Tentative d'évasion déjouée à la Santé

Par , le 08 janvier 2003 à 09h52 , mis à jour le 08 janvier 2003 à 16h23

Une tentative d'évasion spectaculaire de trois détenus membres de l’ETA a été déjouée jeudi dernier à la prison parisienne. Les gardiens ont saisis des documents évoquant le recours à des explosifs et le dynamitage du mur d’enceinte. Joël Sépulcre, secrétaire local de FO, revient sur les événéments pour tf1.fr.

basques prison sante © INTERNE

Tf1.fr : comment ont été découvert les documents ?


Joël Sépulcre-

Joël Sépulcre : Cela faisait une semaine que nous avions des suspicions.
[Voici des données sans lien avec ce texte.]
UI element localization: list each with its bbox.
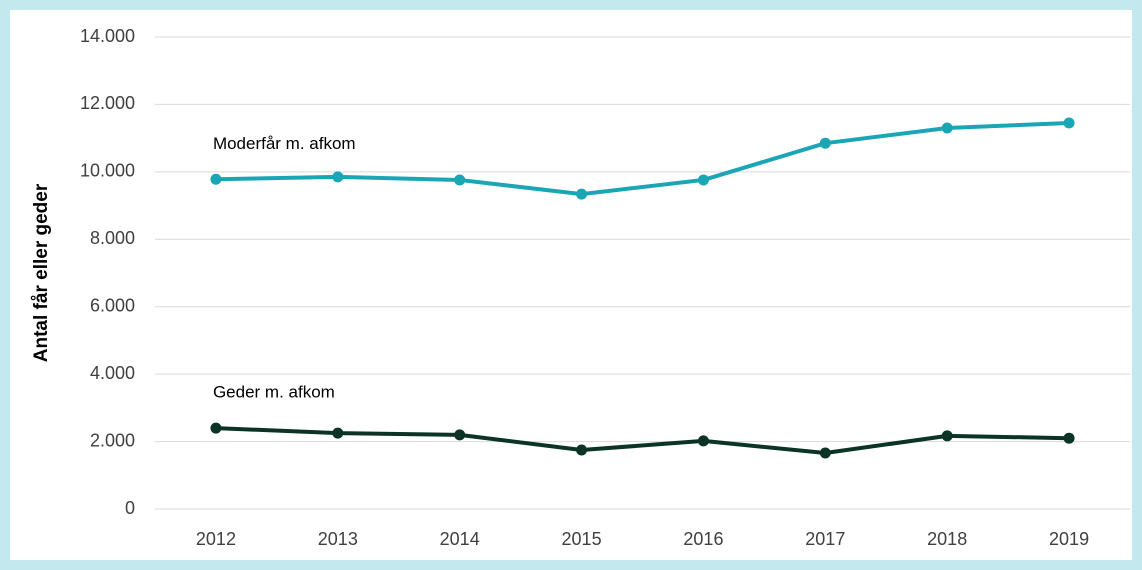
point [697,174,709,186]
y-tick-label: 2.000 [90,430,135,450]
point [210,173,222,185]
x-tick-label: 2013 [318,529,358,549]
y-tick-label: 14.000 [80,26,135,46]
point [576,188,588,200]
series-line [215,426,1070,456]
x-tick-label: 2017 [805,529,845,549]
point [332,427,344,439]
point [1063,432,1075,444]
point [576,444,588,456]
plot-panel [10,10,1132,560]
y-tick-label: 4.000 [90,363,135,383]
point [697,435,709,447]
y-tick-label: 6.000 [90,295,135,315]
x-tick-label: 2016 [683,529,723,549]
y-axis-label: Antal får eller geder [31,183,52,362]
point [454,174,466,186]
x-tick-label: 2012 [196,529,236,549]
x-tick-label: 2018 [927,529,967,549]
point [210,422,222,434]
y-tick-label: 12.000 [80,93,135,113]
series-line [215,120,1070,197]
point [1063,117,1075,129]
y-tick-label: 10.000 [80,161,135,181]
point [941,122,953,134]
y-tick-label: 8.000 [90,228,135,248]
x-tick-label: 2015 [562,529,602,549]
y-tick-label: 0 [125,498,135,518]
series-label: Moderfår m. afkom [213,134,356,153]
point [332,171,344,183]
x-tick-label: 2019 [1049,529,1089,549]
point [819,137,831,149]
series-label: Geder m. afkom [213,383,335,402]
x-tick-label: 2014 [440,529,480,549]
point [941,430,953,442]
point [819,447,831,459]
point [454,429,466,441]
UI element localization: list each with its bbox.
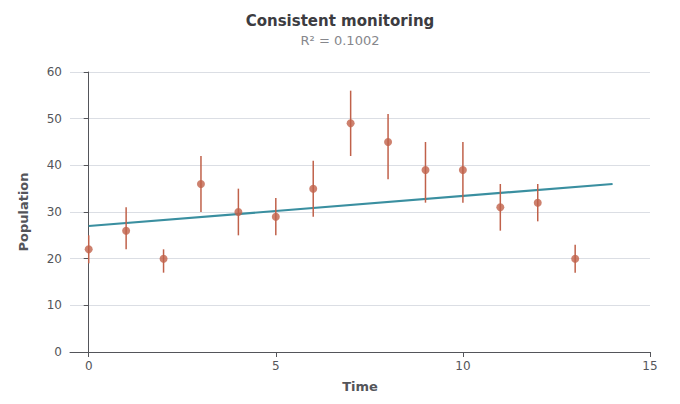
svg-text:30: 30: [47, 205, 62, 219]
svg-text:R² = 0.1002: R² = 0.1002: [301, 33, 380, 48]
svg-text:50: 50: [47, 112, 62, 126]
svg-text:Consistent monitoring: Consistent monitoring: [246, 12, 435, 30]
svg-text:0: 0: [85, 359, 93, 373]
svg-text:60: 60: [47, 65, 62, 79]
svg-text:40: 40: [47, 158, 62, 172]
svg-text:Population: Population: [16, 172, 31, 251]
svg-text:10: 10: [455, 359, 470, 373]
svg-text:10: 10: [47, 298, 62, 312]
svg-text:15: 15: [642, 359, 657, 373]
svg-text:20: 20: [47, 252, 62, 266]
svg-text:0: 0: [54, 345, 62, 359]
svg-text:5: 5: [272, 359, 280, 373]
svg-text:Time: Time: [342, 379, 378, 394]
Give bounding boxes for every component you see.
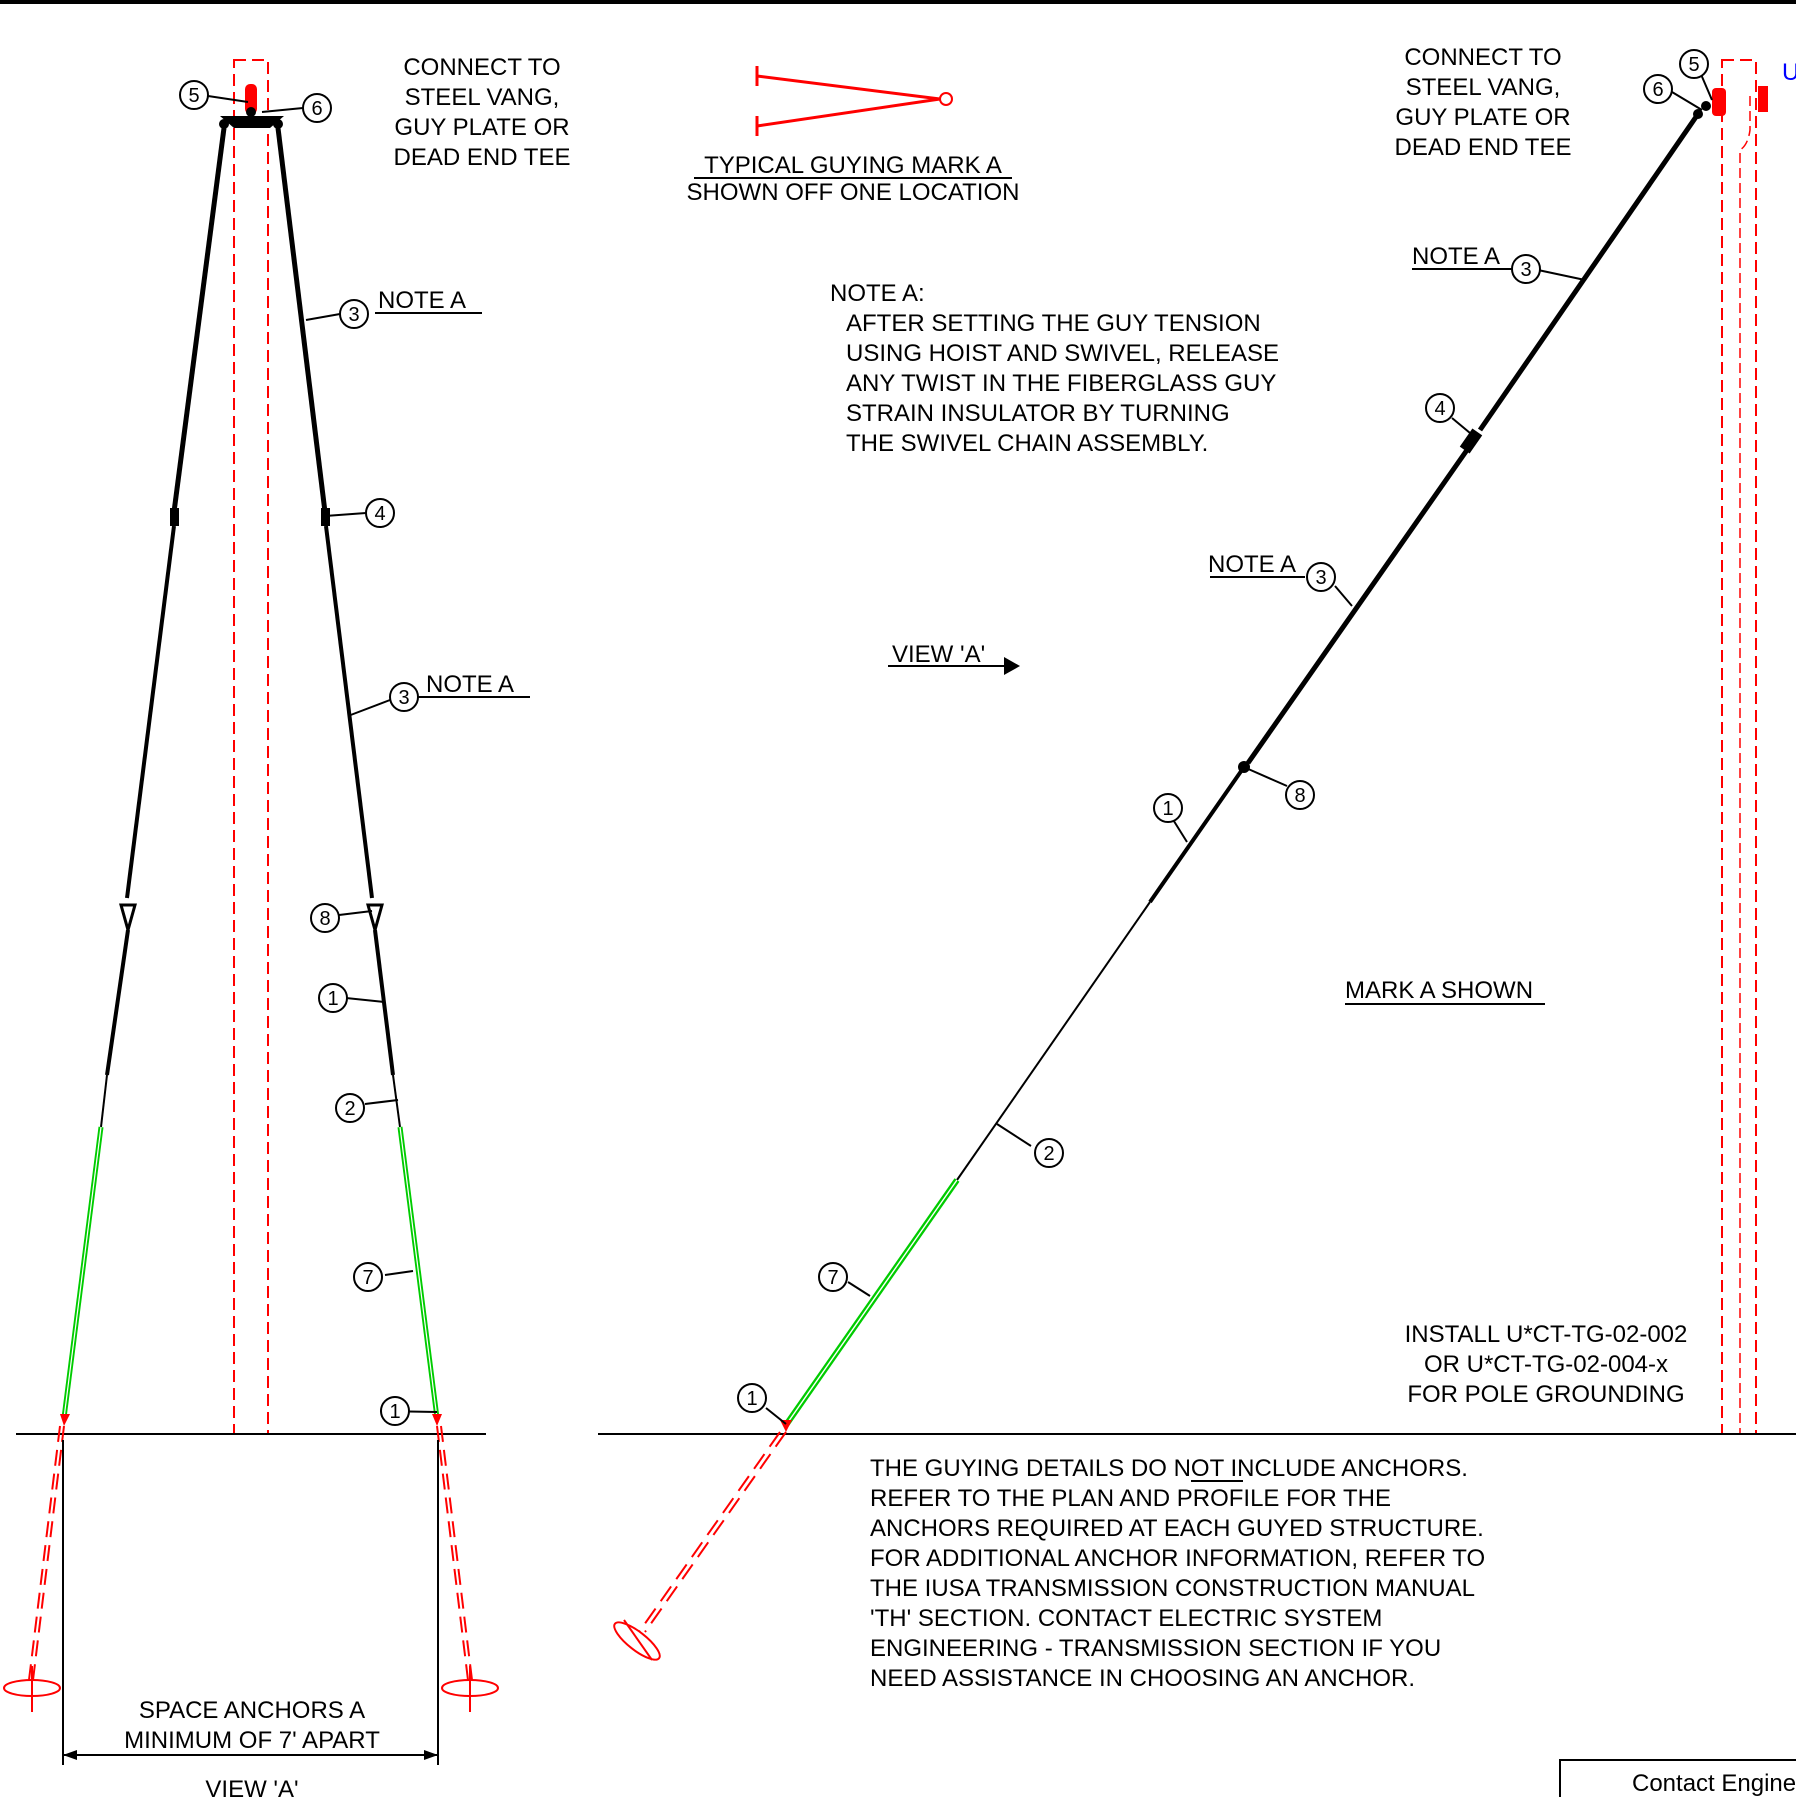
- anchor-note-line-3: ANCHORS REQUIRED AT EACH GUYED STRUCTURE…: [870, 1515, 1484, 1542]
- contact-box: Contact Engine: [1559, 1759, 1796, 1797]
- left-guy-right-branch: [275, 127, 499, 1712]
- right-guy-wire: [613, 112, 1701, 1661]
- left-view: 5 6 3 4 3 8 1 2 7 1 CONNECT TO STEEL VAN…: [3, 54, 571, 1797]
- callout-4-left: 4: [374, 503, 385, 525]
- right-connect-line-4: DEAD END TEE: [1395, 134, 1572, 161]
- callout-6-left: 6: [311, 98, 322, 120]
- right-connect-line-1: CONNECT TO: [1404, 44, 1561, 71]
- callout-3-left-lower: 3: [398, 687, 409, 709]
- note-a-line-2: USING HOIST AND SWIVEL, RELEASE: [846, 340, 1279, 367]
- left-view-title: VIEW 'A': [205, 1776, 298, 1797]
- typical-guying-note: TYPICAL GUYING MARK A SHOWN OFF ONE LOCA…: [687, 152, 1020, 206]
- view-a-arrow-text: VIEW 'A': [892, 641, 985, 668]
- note-a-text: AFTER SETTING THE GUY TENSION USING HOIS…: [846, 310, 1279, 457]
- note-a-line-1: AFTER SETTING THE GUY TENSION: [846, 310, 1261, 337]
- space-anchors-line-2: MINIMUM OF 7' APART: [124, 1727, 380, 1754]
- right-pole-ground-wire: [1739, 96, 1751, 1434]
- left-leaders: [207, 95, 530, 1413]
- right-callout-circles: [737, 49, 1709, 1413]
- anchor-note-line-7: ENGINEERING - TRANSMISSION SECTION IF YO…: [870, 1635, 1441, 1662]
- left-top-attachment: [219, 84, 284, 129]
- callout-6-right: 6: [1652, 79, 1663, 101]
- left-connect-line-3: GUY PLATE OR: [394, 114, 569, 141]
- right-connect-line-3: GUY PLATE OR: [1395, 104, 1570, 131]
- right-connect-note: CONNECT TO STEEL VANG, GUY PLATE OR DEAD…: [1395, 44, 1572, 161]
- typical-guying-symbol: [755, 66, 953, 136]
- typical-guying-line-1: TYPICAL GUYING MARK A: [704, 152, 1002, 179]
- left-connect-line-2: STEEL VANG,: [405, 84, 560, 111]
- callout-4-right: 4: [1434, 398, 1445, 420]
- note-a-line-4: STRAIN INSULATOR BY TURNING: [846, 400, 1230, 427]
- note-a-title: NOTE A:: [830, 280, 925, 307]
- callout-1-left-lower: 1: [389, 1401, 400, 1423]
- anchor-note: THE GUYING DETAILS DO NOT INCLUDE ANCHOR…: [870, 1455, 1485, 1692]
- left-callout-numbers: 5 6 3 4 3 8 1 2 7 1: [188, 85, 409, 1423]
- left-callout-circles: [179, 80, 419, 1426]
- left-connect-line-4: DEAD END TEE: [394, 144, 571, 171]
- install-line-3: FOR POLE GROUNDING: [1407, 1381, 1684, 1408]
- anchor-note-line-6: 'TH' SECTION. CONTACT ELECTRIC SYSTEM: [870, 1605, 1382, 1632]
- left-note-a-upper: NOTE A: [378, 287, 466, 314]
- callout-8-right: 8: [1294, 785, 1305, 807]
- space-anchors-line-1: SPACE ANCHORS A: [139, 1697, 365, 1724]
- note-a-line-3: ANY TWIST IN THE FIBERGLASS GUY: [846, 370, 1276, 397]
- callout-3-left-upper: 3: [348, 304, 359, 326]
- left-pole-outline: [233, 59, 269, 1435]
- typical-guying-line-2: SHOWN OFF ONE LOCATION: [687, 179, 1020, 206]
- right-pole-outline: [1721, 59, 1757, 1435]
- callout-5-right: 5: [1688, 54, 1699, 76]
- anchor-note-line-8: NEED ASSISTANCE IN CHOOSING AN ANCHOR.: [870, 1665, 1415, 1692]
- anchor-note-line-1: THE GUYING DETAILS DO NOT INCLUDE ANCHOR…: [870, 1455, 1468, 1482]
- callout-1-left-upper: 1: [327, 988, 338, 1010]
- right-view: 5 6 3 4 3 8 1 2 7 1 CONNECT TO STEEL VAN…: [598, 44, 1796, 1661]
- install-note: INSTALL U*CT-TG-02-002 OR U*CT-TG-02-004…: [1405, 1321, 1688, 1408]
- mark-a-shown-text: MARK A SHOWN: [1345, 977, 1533, 1004]
- mark-a-shown: MARK A SHOWN: [1345, 977, 1545, 1005]
- callout-5-left: 5: [188, 85, 199, 107]
- right-connect-line-2: STEEL VANG,: [1406, 74, 1561, 101]
- left-guy-left-branch: [3, 127, 227, 1712]
- left-note-a-lower: NOTE A: [426, 671, 514, 698]
- callout-2-left: 2: [344, 1098, 355, 1120]
- sheet-top-border: [0, 0, 1796, 4]
- anchor-note-line-5: THE IUSA TRANSMISSION CONSTRUCTION MANUA…: [870, 1575, 1475, 1602]
- view-a-arrow-label: VIEW 'A': [888, 641, 1020, 675]
- callout-3-right-upper: 3: [1520, 259, 1531, 281]
- left-connect-note: CONNECT TO STEEL VANG, GUY PLATE OR DEAD…: [394, 54, 571, 171]
- callout-7-left: 7: [362, 1267, 373, 1289]
- callout-2-right: 2: [1043, 1143, 1054, 1165]
- right-note-a-lower: NOTE A: [1208, 551, 1296, 578]
- left-connect-line-1: CONNECT TO: [403, 54, 560, 81]
- anchor-note-line-2: REFER TO THE PLAN AND PROFILE FOR THE: [870, 1485, 1391, 1512]
- callout-7-right: 7: [827, 1267, 838, 1289]
- right-partial-label: U: [1782, 59, 1796, 86]
- right-callout-numbers: 5 6 3 4 3 8 1 2 7 1: [746, 54, 1699, 1410]
- note-a-line-5: THE SWIVEL CHAIN ASSEMBLY.: [846, 430, 1208, 457]
- callout-3-right-lower: 3: [1315, 567, 1326, 589]
- contact-box-text: Contact Engine: [1632, 1770, 1796, 1797]
- callout-8-left: 8: [319, 908, 330, 930]
- view-a-arrow-head: [1004, 657, 1020, 675]
- install-line-2: OR U*CT-TG-02-004-x: [1424, 1351, 1668, 1378]
- right-leaders: [765, 71, 1713, 1425]
- space-anchors-note: SPACE ANCHORS A MINIMUM OF 7' APART: [124, 1697, 380, 1754]
- right-note-a-upper: NOTE A: [1412, 243, 1500, 270]
- callout-1-right-upper: 1: [1162, 798, 1173, 820]
- anchor-note-line-4: FOR ADDITIONAL ANCHOR INFORMATION, REFER…: [870, 1545, 1485, 1572]
- callout-1-right-lower: 1: [746, 1388, 757, 1410]
- anchor-spacing-dimension: [62, 1440, 439, 1765]
- install-line-1: INSTALL U*CT-TG-02-002: [1405, 1321, 1688, 1348]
En prison, il y a toujours des " balances ", mais nous n’avions aucune preuve jusqu’à jeudi dernier, lorsque des agents ont intercepté des documents transitant entre deux blocs de la Santé.

Tf1.fr : Qui faisait circuler les informations ?

J.S. : En prison, vous avez des détenus dits "auxiliaires". Chargés des corvées de linge, de la distribution des repas, des cantines (ndlr : produits que les détenus peuvent acheter avec leur argent)… ils sont en contact direct avec tous les autres détenus. C’est l’un d’entre eux qui se chargeait d’acheminer les documents d’un détenu basque à un autre.

Tf1.fr : Que contiennent les documents interceptés ?

J.S. : Il s’agit de feuilles de papier rédigées en espagnol. De nombreux croquis décrivent la prison. Certains détenus basques sont plus spécialisés que d’autres en matière d’explosifs. Ils expliquaient aux autres comment agencer les bâtons de dynamite et où les placer : contre les murs, les grilles, devant les portes de cellules… Un des documents expliquait également que le jour venu, sans préciser la date, des aides extérieures poseraient également 40 kilos de dynamite le long du mur d’enceinte de la prison pour permettre l’extraction des candidats à l’évasion. Outre ses documents, aucun engin ou explosif n'a été retrouvé lors des fouilles des cellules des détenus incriminés.

Tf1.fr : Pour qu’ils annoncent un dynamitage des murs d’enceinte, les détenus devaient être en contact avec l’extérieur ?


Manifestation des familles
de détenus basques-
-
J.S. : Nous sommes persuadés qu’ils arrivent à se servir de téléphones portables pour communiquer avec l’extérieur. Il s’écoule rarement plus de deux jours à la Santé sans que nous ne découvrions un mobile caché dans une cellule. Nous allons redemander à la direction l’accélération des procédures pour permettre la mise en place d’appareils de brouillage des ondes au sein de l’établissement. Par ailleurs, le week-end dernier des basques ont manifesté devant la prison pour demander le rapprochement des familles. Grâce à un chariot élévateur, certains se sont hissés sur le mur d’enceinte, en face des cellules des détenus basques. Nous pensons a posteriori qu’il s’agissait également d’un repérage des lieux ou d’un signal.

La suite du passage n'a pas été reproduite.